How Trump’s Hudson Tunnel snit threatens the national economy

A rail-improvement plan called Gateway has as its centerpiece a new tunnel. The tube could double capacity along a 10-mile stretch of the Northeast Corridor between Newark, New Jersey, and Pennsylvania Station in Manhattan, the busiest station in America. Right now, that area of track induces daily headaches for 200,000 Amtrak and NJ Transit passengers. A 113-year-old swing bridge refuses to open and close properly, overhead power lines fail, backed-up trains idle at the tunnel’s entrance. But the new tunnel has been mired in politics for years, most recently when Trump pulled away support from a cost-sharing agreement. Last week, he is said to have told congressional leaders not to fund it as retaliation for Democratic Senator Chuck Schumer’s opposition to his nominees.

“We don’t build this, and these tunnels fail, the whole economy will collapse,” Schumer, who like Trump is from New York, told transportation planners in December 2016. “There will be a deep recession in the New York metropolitan area and a recession probably in the whole country.”

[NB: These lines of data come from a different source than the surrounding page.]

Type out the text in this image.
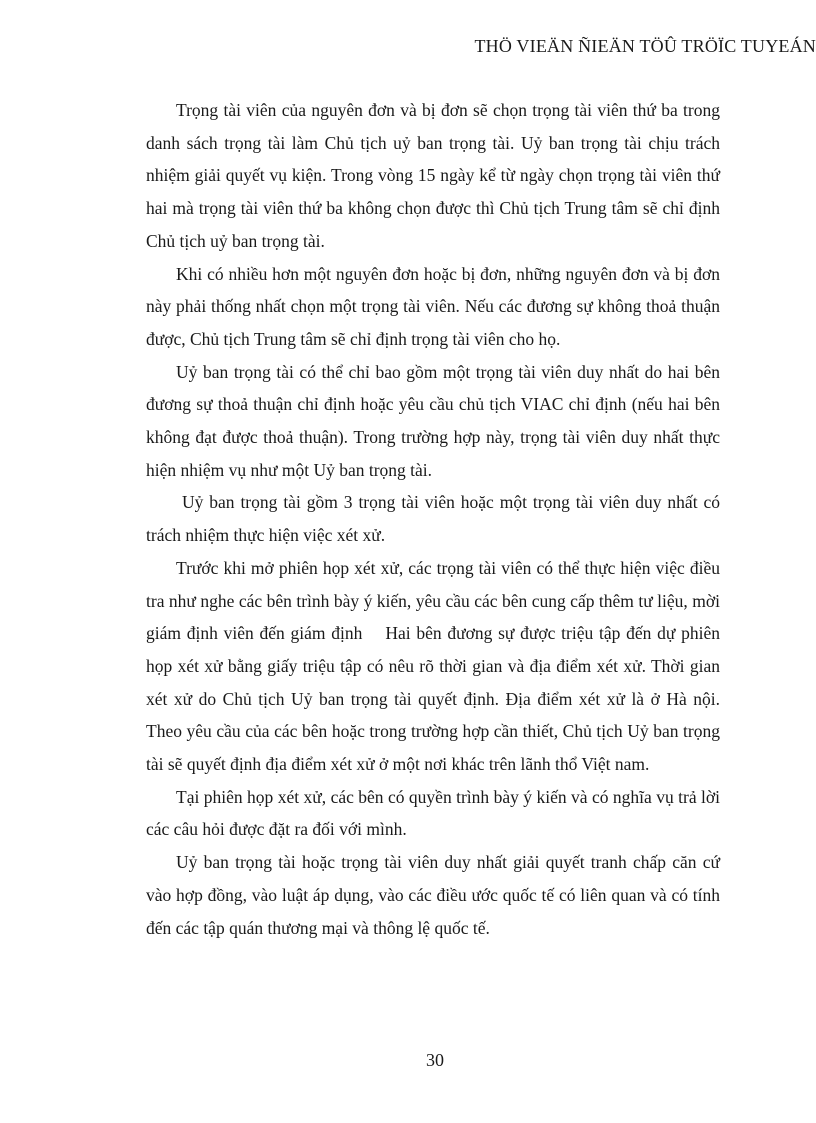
THÖ VIEÄN ÑIEÄN TÖÛ TRÖÏC TUYEÁN

Trọng tài viên của nguyên đơn và bị đơn sẽ chọn trọng tài viên thứ ba trong danh sách trọng tài làm Chủ tịch uỷ ban trọng tài. Uỷ ban trọng tài chịu trách nhiệm giải quyết vụ kiện. Trong vòng 15 ngày kể từ ngày chọn trọng tài viên thứ hai mà trọng tài viên thứ ba không chọn được thì Chủ tịch Trung tâm sẽ chỉ định Chủ tịch uỷ ban trọng tài.

Khi có nhiều hơn một nguyên đơn hoặc bị đơn, những nguyên đơn và bị đơn này phải thống nhất chọn một trọng tài viên. Nếu các đương sự không thoả thuận được, Chủ tịch Trung tâm sẽ chỉ định trọng tài viên cho họ.

Uỷ ban trọng tài có thể chỉ bao gồm một trọng tài viên duy nhất do hai bên đương sự thoả thuận chỉ định hoặc yêu cầu chủ tịch VIAC chỉ định (nếu hai bên không đạt được thoả thuận). Trong trường hợp này, trọng tài viên duy nhất thực hiện nhiệm vụ như một Uỷ ban trọng tài.

Uỷ ban trọng tài gồm 3 trọng tài viên hoặc một trọng tài viên duy nhất có trách nhiệm thực hiện việc xét xử.

Trước khi mở phiên họp xét xử, các trọng tài viên có thể thực hiện việc điều tra như nghe các bên trình bày ý kiến, yêu cầu các bên cung cấp thêm tư liệu, mời giám định viên đến giám định    Hai bên đương sự được triệu tập đến dự phiên họp xét xử bằng giấy triệu tập có nêu rõ thời gian và địa điểm xét xử. Thời gian xét xử do Chủ tịch Uỷ ban trọng tài quyết định. Địa điểm xét xử là ở Hà nội. Theo yêu cầu của các bên hoặc trong trường hợp cần thiết, Chủ tịch Uỷ ban trọng tài sẽ quyết định địa điểm xét xử ở một nơi khác trên lãnh thổ Việt nam.

Tại phiên họp xét xử, các bên có quyền trình bày ý kiến và có nghĩa vụ trả lời các câu hỏi được đặt ra đối với mình.

Uỷ ban trọng tài hoặc trọng tài viên duy nhất giải quyết tranh chấp căn cứ vào hợp đồng, vào luật áp dụng, vào các điều ước quốc tế có liên quan và có tính đến các tập quán thương mại và thông lệ quốc tế.

30
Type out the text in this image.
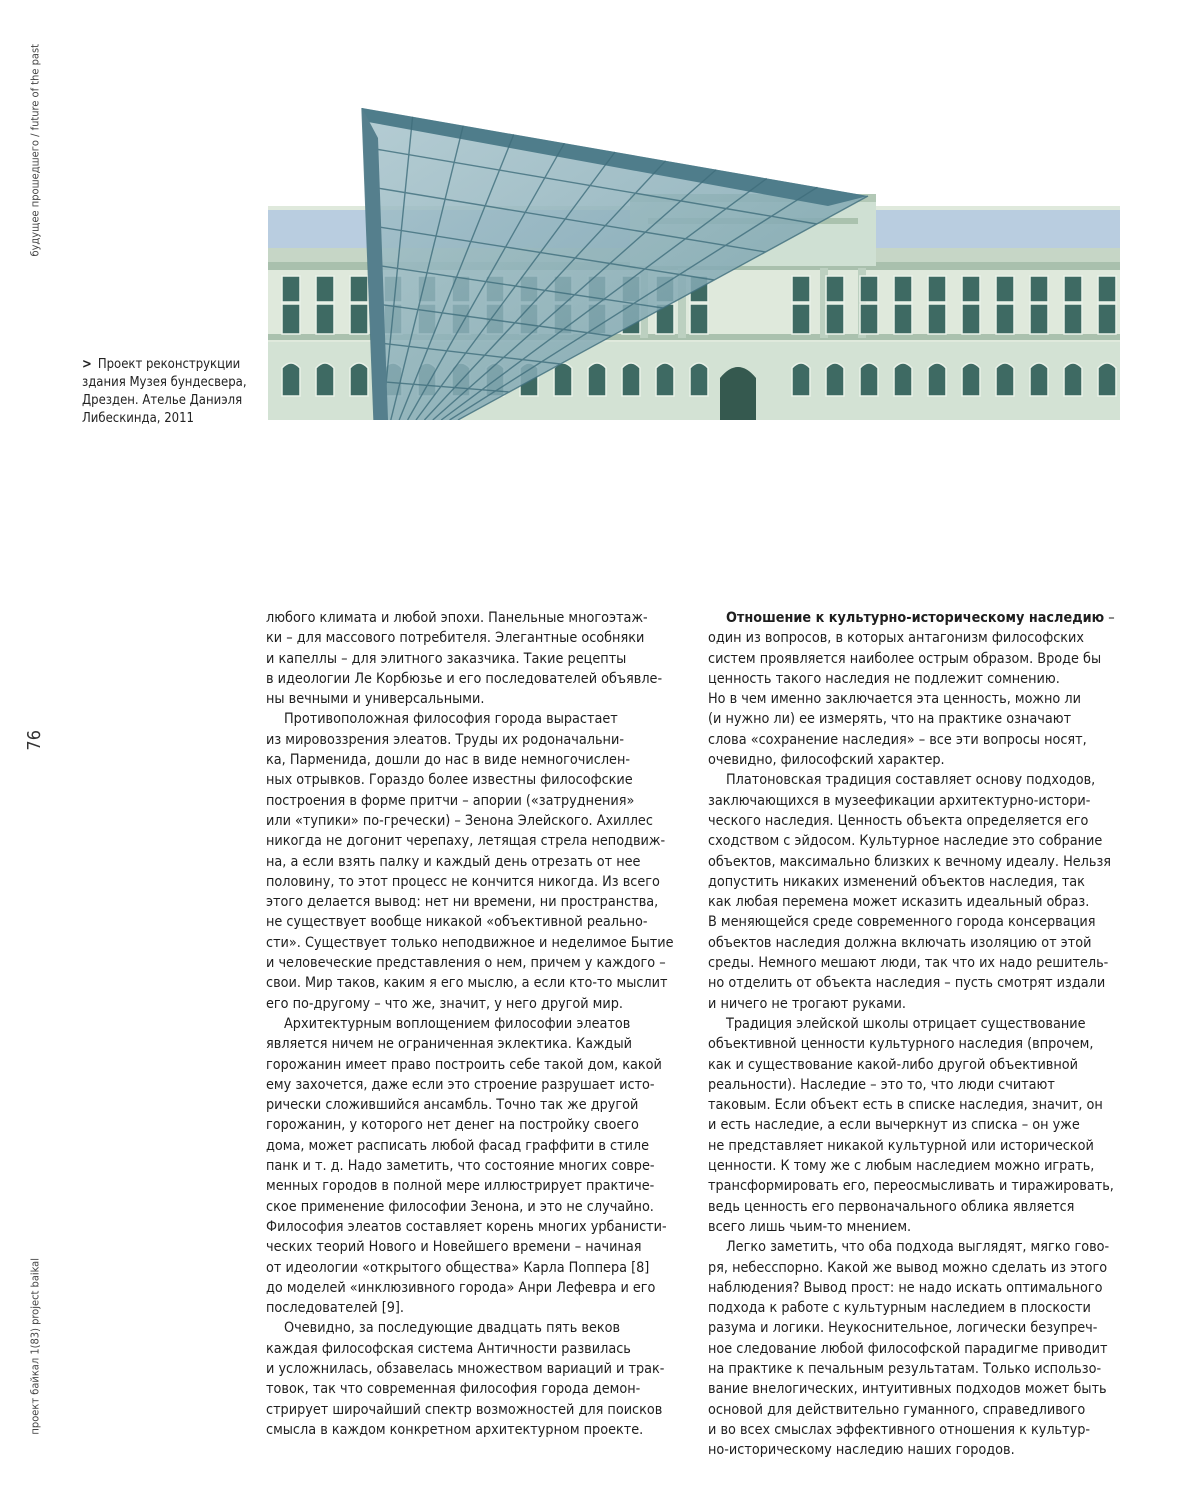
будущее прошедшего / future of the past
76
проект байкал 1(83) project baikal
> Проект реконструкции здания Музея бундесвера, Дрезден. Ателье Даниэля Либескинда, 2011

любого климата и любой эпохи. Панельные многоэтаж-
ки – для массового потребителя. Элегантные особняки
и капеллы – для элитного заказчика. Такие рецепты
в идеологии Ле Корбюзье и его последователей объявле-
ны вечными и универсальными.

Противоположная философия города вырастает
из мировоззрения элеатов. Труды их родоначальни-
ка, Парменида, дошли до нас в виде немногочислен-
ных отрывков. Гораздо более известны философские
построения в форме притчи – апории («затруднения»
или «тупики» по-гречески) – Зенона Элейского. Ахиллес
никогда не догонит черепаху, летящая стрела неподвиж-
на, а если взять палку и каждый день отрезать от нее
половину, то этот процесс не кончится никогда. Из всего
этого делается вывод: нет ни времени, ни пространства,
не существует вообще никакой «объективной реально-
сти». Существует только неподвижное и неделимое Бытие
и человеческие представления о нем, причем у каждого –
свои. Мир таков, каким я его мыслю, а если кто-то мыслит
его по-другому – что же, значит, у него другой мир.

Архитектурным воплощением философии элеатов
является ничем не ограниченная эклектика. Каждый
горожанин имеет право построить себе такой дом, какой
ему захочется, даже если это строение разрушает исто-
рически сложившийся ансамбль. Точно так же другой
горожанин, у которого нет денег на постройку своего
дома, может расписать любой фасад граффити в стиле
панк и т. д. Надо заметить, что состояние многих совре-
менных городов в полной мере иллюстрирует практиче-
ское применение философии Зенона, и это не случайно.
Философия элеатов составляет корень многих урбанисти-
ческих теорий Нового и Новейшего времени – начиная
от идеологии «открытого общества» Карла Поппера [8]
до моделей «инклюзивного города» Анри Лефевра и его
последователей [9].

Очевидно, за последующие двадцать пять веков
каждая философская система Античности развилась
и усложнилась, обзавелась множеством вариаций и трак-
товок, так что современная философия города демон-
стрирует широчайший спектр возможностей для поисков
смысла в каждом конкретном архитектурном проекте.

Отношение к культурно-историческому наследию –
один из вопросов, в которых антагонизм философских
систем проявляется наиболее острым образом. Вроде бы
ценность такого наследия не подлежит сомнению.
Но в чем именно заключается эта ценность, можно ли
(и нужно ли) ее измерять, что на практике означают
слова «сохранение наследия» – все эти вопросы носят,
очевидно, философский характер.

Платоновская традиция составляет основу подходов,
заключающихся в музеефикации архитектурно-истори-
ческого наследия. Ценность объекта определяется его
сходством с эйдосом. Культурное наследие это собрание
объектов, максимально близких к вечному идеалу. Нельзя
допустить никаких изменений объектов наследия, так
как любая перемена может исказить идеальный образ.
В меняющейся среде современного города консервация
объектов наследия должна включать изоляцию от этой
среды. Немного мешают люди, так что их надо решитель-
но отделить от объекта наследия – пусть смотрят издали
и ничего не трогают руками.

Традиция элейской школы отрицает существование
объективной ценности культурного наследия (впрочем,
как и существование какой-либо другой объективной
реальности). Наследие – это то, что люди считают
таковым. Если объект есть в списке наследия, значит, он
и есть наследие, а если вычеркнут из списка – он уже
не представляет никакой культурной или исторической
ценности. К тому же с любым наследием можно играть,
трансформировать его, переосмысливать и тиражировать,
ведь ценность его первоначального облика является
всего лишь чьим-то мнением.

Легко заметить, что оба подхода выглядят, мягко гово-
ря, небесспорно. Какой же вывод можно сделать из этого
наблюдения? Вывод прост: не надо искать оптимального
подхода к работе с культурным наследием в плоскости
разума и логики. Неукоснительное, логически безупреч-
ное следование любой философской парадигме приводит
на практике к печальным результатам. Только использо-
вание внелогических, интуитивных подходов может быть
основой для действительно гуманного, справедливого
и во всех смыслах эффективного отношения к культур-
но-историческому наследию наших городов.
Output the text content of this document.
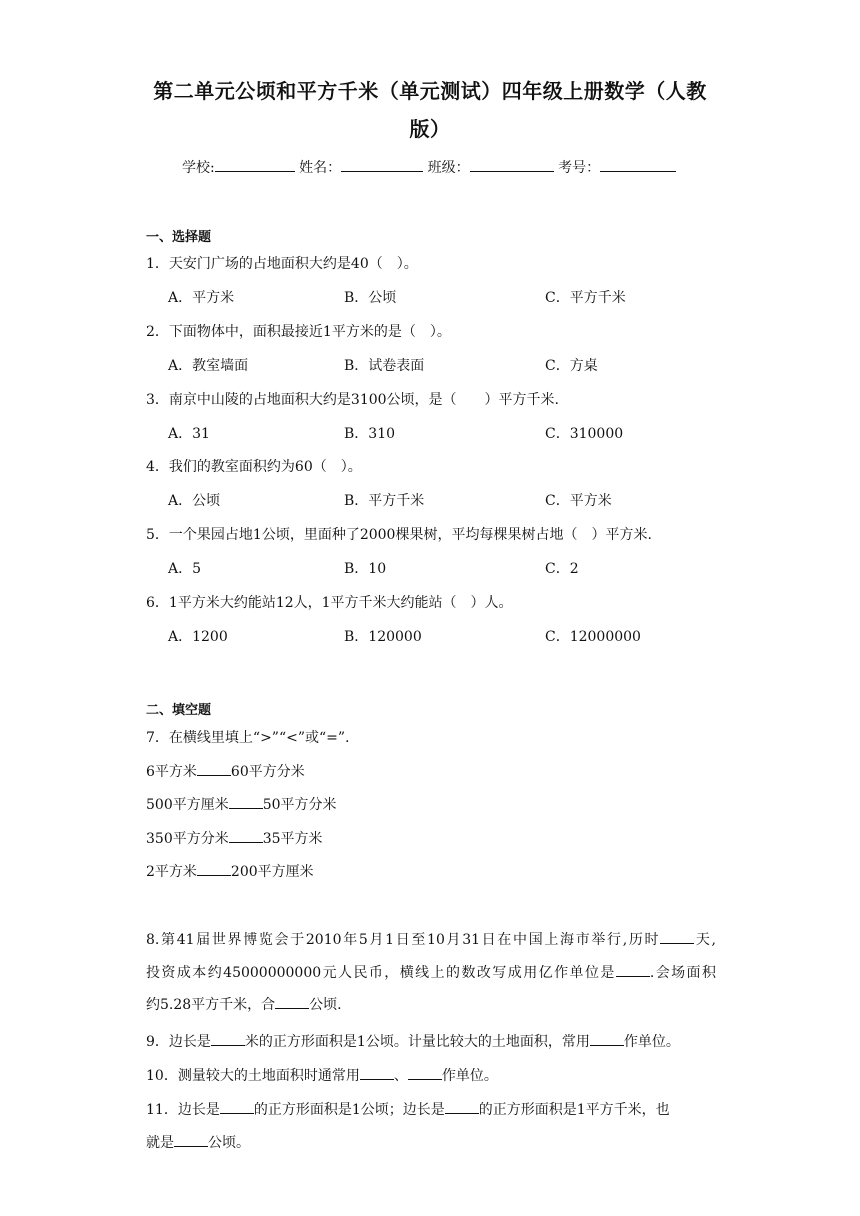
第二单元公顷和平方千米（单元测试）四年级上册数学（人教版）
学校:	姓名：	班级：	考号：
一、选择题
1．天安门广场的占地面积大约是40（　）。
A．平方米	B．公顷	C．平方千米
2．下面物体中，面积最接近1平方米的是（　）。
A．教室墙面	B．试卷表面	C．方桌
3．南京中山陵的占地面积大约是3100公顷，是（　　）平方千米.
A．31	B．310	C．310000
4．我们的教室面积约为60（　）。
A．公顷	B．平方千米	C．平方米
5．一个果园占地1公顷，里面种了2000棵果树，平均每棵果树占地（　）平方米.
A．5	B．10	C．2
6．1平方米大约能站12人，1平方千米大约能站（　）人。
A．1200	B．120000	C．12000000
二、填空题
7．在横线里填上“>”“<”或“=”.
6平方米 60平方分米
500平方厘米 50平方分米
350平方分米 35平方米
2平方米 200平方厘米
8.第41届世界博览会于2010年5月1日至10月31日在中国上海市举行,历时 天,
投资成本约45000000000元人民币，横线上的数改写成用亿作单位是 .会场面积
约5.28平方千米，合 公顷.
9．边长是 米的正方形面积是1公顷。计量比较大的土地面积，常用 作单位。
10．测量较大的土地面积时通常用 、 作单位。
11．边长是 的正方形面积是1公顷；边长是 的正方形面积是1平方千米，也
就是 公顷。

We had this mess figured out, and blew it—twice. Congress was set to spend $8.7 billion on a second crossing until Governor Chris Christie, worried about cost overruns, declared, “I cannot put New Jersey taxpayers on a never-ending hook,” and killed it. Five years later, President Barack Obama stepped up with a federal and state cost split for a Plan B, Amtrak’s Gateway tunnel.